Rabu, 25 Februari 2009

Cafe Mr Black

Oleh: Anas Nasrudin

Tubuhku yang kurus berbaring lemah beralaskan kasur tipis milik temanku yang terlihat seperti baru kembali setelah sarungnya diganti, tangan kananku yang keriput melampaui usiaku menggenggam handphone membaca SMS-SMS yang sudah berkali-kali kubaca, mataku yang lelah seolah kaca pembesar yang meneliti huruf demi huruf yang tersimpan di pesan masuk, berulang kali aku menghela napas panjang setiap kali mengingat seseorang yang mengirim sandek (pesan pendek)
Gerimis kecil tak menyurutkan langkahku, kuberjalan gontai pikiranku menerawang membayangkan sosok seseorang yang akan ditemui di alun-alun pandeglang, ditepi jalan langkahku terhenti meraba saku, mengeluarkan handphone melihatnya sambil tersenyum kemudian melanjutkan langkahku menyebrang jalan dan akhirnya masuk ke sebuah warung makan atau warteg, keadaan warteg terlihat lengang hanya ada dua orang pelayan yang sedikit bengong menunggu pembeli.
“makan mbak…..,” suaraku membuyarkan lamunan pelayan
“eh…., iya makan di sini a…? tanyanya, aku hanya mengangguk mengiyakan. Mataku tetap tertuju kepada ponselku tanpa menoleh sedikitpun.
“makannya sama apa a….?” tanyanya lagi.
“Oreg, telor asin kasih kuah aja dikit” jawabku yang masih ngetik huruf tuk membalas SMS yang belum sempat dibalas.
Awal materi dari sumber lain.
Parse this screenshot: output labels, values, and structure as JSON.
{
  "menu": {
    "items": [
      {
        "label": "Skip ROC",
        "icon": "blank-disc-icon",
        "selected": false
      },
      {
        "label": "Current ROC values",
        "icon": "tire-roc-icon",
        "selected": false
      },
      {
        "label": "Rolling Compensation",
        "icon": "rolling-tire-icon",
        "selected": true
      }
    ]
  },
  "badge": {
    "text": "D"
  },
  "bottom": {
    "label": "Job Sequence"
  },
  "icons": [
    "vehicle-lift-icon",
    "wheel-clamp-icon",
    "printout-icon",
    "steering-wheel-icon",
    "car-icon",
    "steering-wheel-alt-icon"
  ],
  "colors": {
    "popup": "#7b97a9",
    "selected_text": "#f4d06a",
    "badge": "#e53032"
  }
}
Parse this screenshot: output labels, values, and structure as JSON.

Aku makan begitu lahap karena sedari pagi perutku belum diganjal. Setelah makan dan menyodorkan uang empat ribu perak aku kembali nyebrang jalan. Rintik-rintik gerimis membuatku ragu untuk berangkat kalau-kalau ditempat temanku hujan lebat sehingga dia tidak bisa menemuiku untuk memastikan aku kembali SMS
“Nay, disni sdikt grimis dsna hujan ga? Aku sich ga pa-pa ujan jga naik kopas ini”. Sekitar lima menit baru ada balasan.
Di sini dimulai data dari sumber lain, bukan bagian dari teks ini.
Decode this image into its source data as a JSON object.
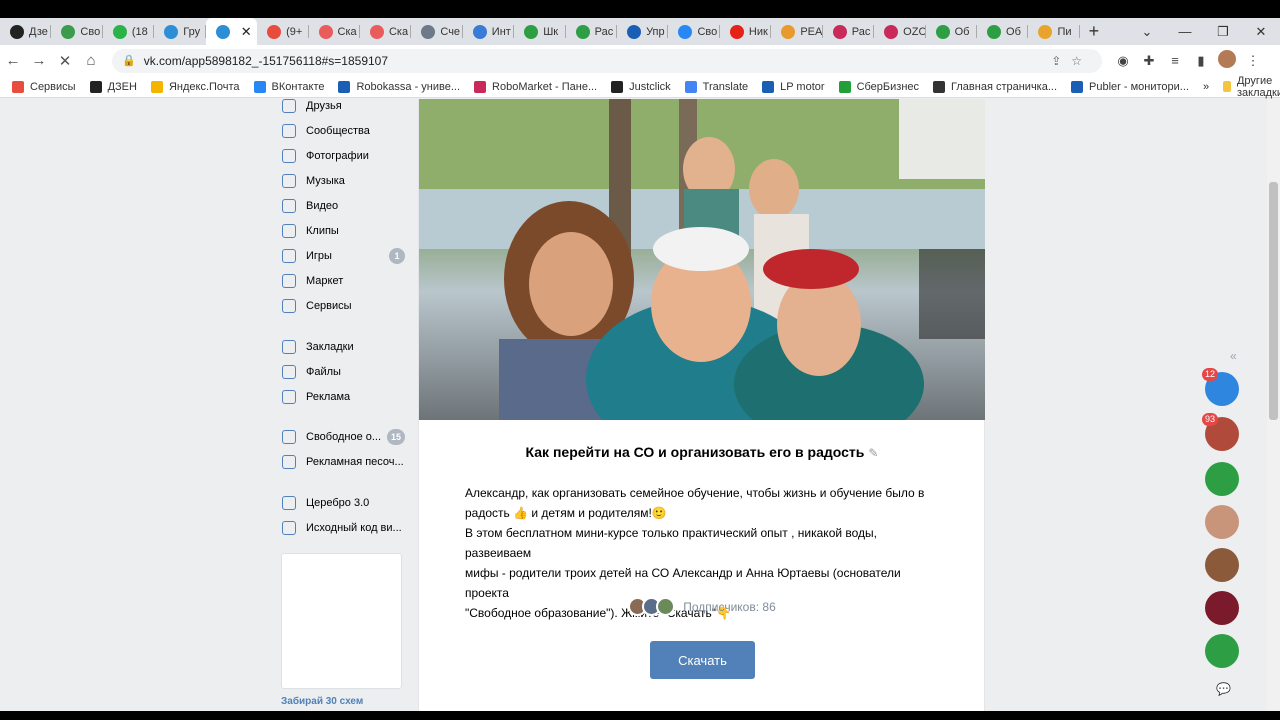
{
  "browser": {
    "tabs": [
      {
        "label": "Дзе",
        "color": "#222"
      },
      {
        "label": "Сво",
        "color": "#3b9c4e"
      },
      {
        "label": "(18",
        "color": "#2bb34a"
      },
      {
        "label": "Гру",
        "color": "#2c8fd6"
      },
      {
        "label": "",
        "color": "#2c8fd6",
        "active": true
      },
      {
        "label": "(9+",
        "color": "#e74c3c"
      },
      {
        "label": "Ска",
        "color": "#e85c5c"
      },
      {
        "label": "Ска",
        "color": "#e85c5c"
      },
      {
        "label": "Сче",
        "color": "#6c7a89"
      },
      {
        "label": "Инт",
        "color": "#3a7bd5"
      },
      {
        "label": "Шк",
        "color": "#2e9e44"
      },
      {
        "label": "Рас",
        "color": "#2e9e44"
      },
      {
        "label": "Упр",
        "color": "#1a5fb4"
      },
      {
        "label": "Сво",
        "color": "#2787f5"
      },
      {
        "label": "Ник",
        "color": "#e62117"
      },
      {
        "label": "РЕА",
        "color": "#e89a2c"
      },
      {
        "label": "Рас",
        "color": "#c92a5a"
      },
      {
        "label": "OZC",
        "color": "#c92a5a"
      },
      {
        "label": "Об",
        "color": "#2e9e44"
      },
      {
        "label": "Об",
        "color": "#2e9e44"
      },
      {
        "label": "Пи",
        "color": "#e8a32c"
      }
    ],
    "url": "vk.com/app5898182_-151756118#s=1859107",
    "bookmarks": [
      {
        "label": "Сервисы",
        "color": "#e74c3c"
      },
      {
        "label": "ДЗЕН",
        "color": "#222"
      },
      {
        "label": "Яндекс.Почта",
        "color": "#f4b400"
      },
      {
        "label": "ВКонтакте",
        "color": "#2787f5"
      },
      {
        "label": "Robokassa - униве...",
        "color": "#1a5fb4"
      },
      {
        "label": "RoboMarket - Пане...",
        "color": "#c92a5a"
      },
      {
        "label": "Justclick",
        "color": "#222"
      },
      {
        "label": "Translate",
        "color": "#4285f4"
      },
      {
        "label": "LP motor",
        "color": "#1a5fb4"
      },
      {
        "label": "СберБизнес",
        "color": "#21a038"
      },
      {
        "label": "Главная страничка...",
        "color": "#333"
      },
      {
        "label": "Publer - монитори...",
        "color": "#1a5fb4"
      }
    ],
    "other_bookmarks": "Другие закладки"
  },
  "sidebar": {
    "items": [
      {
        "label": "Друзья",
        "icon": "friends-icon"
      },
      {
        "label": "Сообщества",
        "icon": "communities-icon"
      },
      {
        "label": "Фотографии",
        "icon": "photos-icon"
      },
      {
        "label": "Музыка",
        "icon": "music-icon"
      },
      {
        "label": "Видео",
        "icon": "video-icon"
      },
      {
        "label": "Клипы",
        "icon": "clips-icon"
      },
      {
        "label": "Игры",
        "icon": "games-icon",
        "badge": "1"
      },
      {
        "label": "Маркет",
        "icon": "market-icon"
      },
      {
        "label": "Сервисы",
        "icon": "services-icon"
      }
    ],
    "items2": [
      {
        "label": "Закладки",
        "icon": "bookmark-icon"
      },
      {
        "label": "Файлы",
        "icon": "files-icon"
      },
      {
        "label": "Реклама",
        "icon": "ads-icon"
      }
    ],
    "items3": [
      {
        "label": "Свободное о...",
        "icon": "group-icon",
        "badge": "15"
      },
      {
        "label": "Рекламная песоч...",
        "icon": "group-icon"
      }
    ],
    "items4": [
      {
        "label": "Церебро 3.0",
        "icon": "app-icon"
      },
      {
        "label": "Исходный код ви...",
        "icon": "app-icon"
      }
    ],
    "footer": "Забирай 30 схем"
  },
  "main": {
    "title": "Как перейти на СО и организовать его в радость",
    "desc_lines": [
      "Александр, как организовать семейное обучение, чтобы жизнь и обучение было в",
      "радость 👍 и детям и родителям!🙂",
      "В этом бесплатном мини-курсе только практический опыт , никакой воды, развеиваем",
      "мифы - родители троих детей на СО Александр и Анна Юртаевы (основатели проекта",
      "\"Свободное образование\"). Жмите \"Скачать\"👇"
    ],
    "subscribers": "Подписчиков: 86",
    "button": "Скачать"
  },
  "right_panel": {
    "badges": [
      "12",
      "93"
    ]
  }
}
“Ydh gpa-pa kmu jln aja nay tnggu di café mr black inget nay pake baju pink kudung putih celana panjang putih, ati-ati ya”. Suaranya diujung sana menyemangatiku
Aku masih mematung ditepi jalan Susana hati dan perasaanku dilingkupi penasaran dan penuh harapan. Sampai akhirnya suara sang supir dengan setengah berteriak menghentikan lamunanku. “Pandeglang……pandeglang”. Tanyanya sambil menolehku, tanpa komentar aku langsung naik. Sepanjang perjalanan aku hanya menatap kosong keluar kaca mobil. Hatiku masih diliputi harap-harap cemas, aku duduk di sebelah kiri belakang dekat salon soundsystem tipe recorder mobil, didepanku terlihat seorang pemuda yang tidak terpaut jauh usianya denganku yang dari penampilannya tampaknya ia sudah bekerja diluar kota dan hendak pulang menemui saudara-saudaranya di Desa. Sekitar 45 menit mobil yang kutumpangi sampai tujuan.
Udara yang dingin selepas hujan masih terasa, sambil berjalan tergesa-gesa mengindari tawaran tukang ojeg yang seolah seharian belum dapat penumpang, mataku yang sedikit ngantuk selalu memperhatikan nama-nama lisplang setiap toko mencari sebuah nama tempat yang telah dijanjikan. Namun hingga persimpangan jalan nama itu tidak juga kutemukan. Aku cepat-cepat menyebrang jalan tepat didepan biomed aku berdiri kebingungan disebrang jalan disebuah warung kecil beberapa tukang ojek menatapku heran, tiba-tiba ponselku berdering.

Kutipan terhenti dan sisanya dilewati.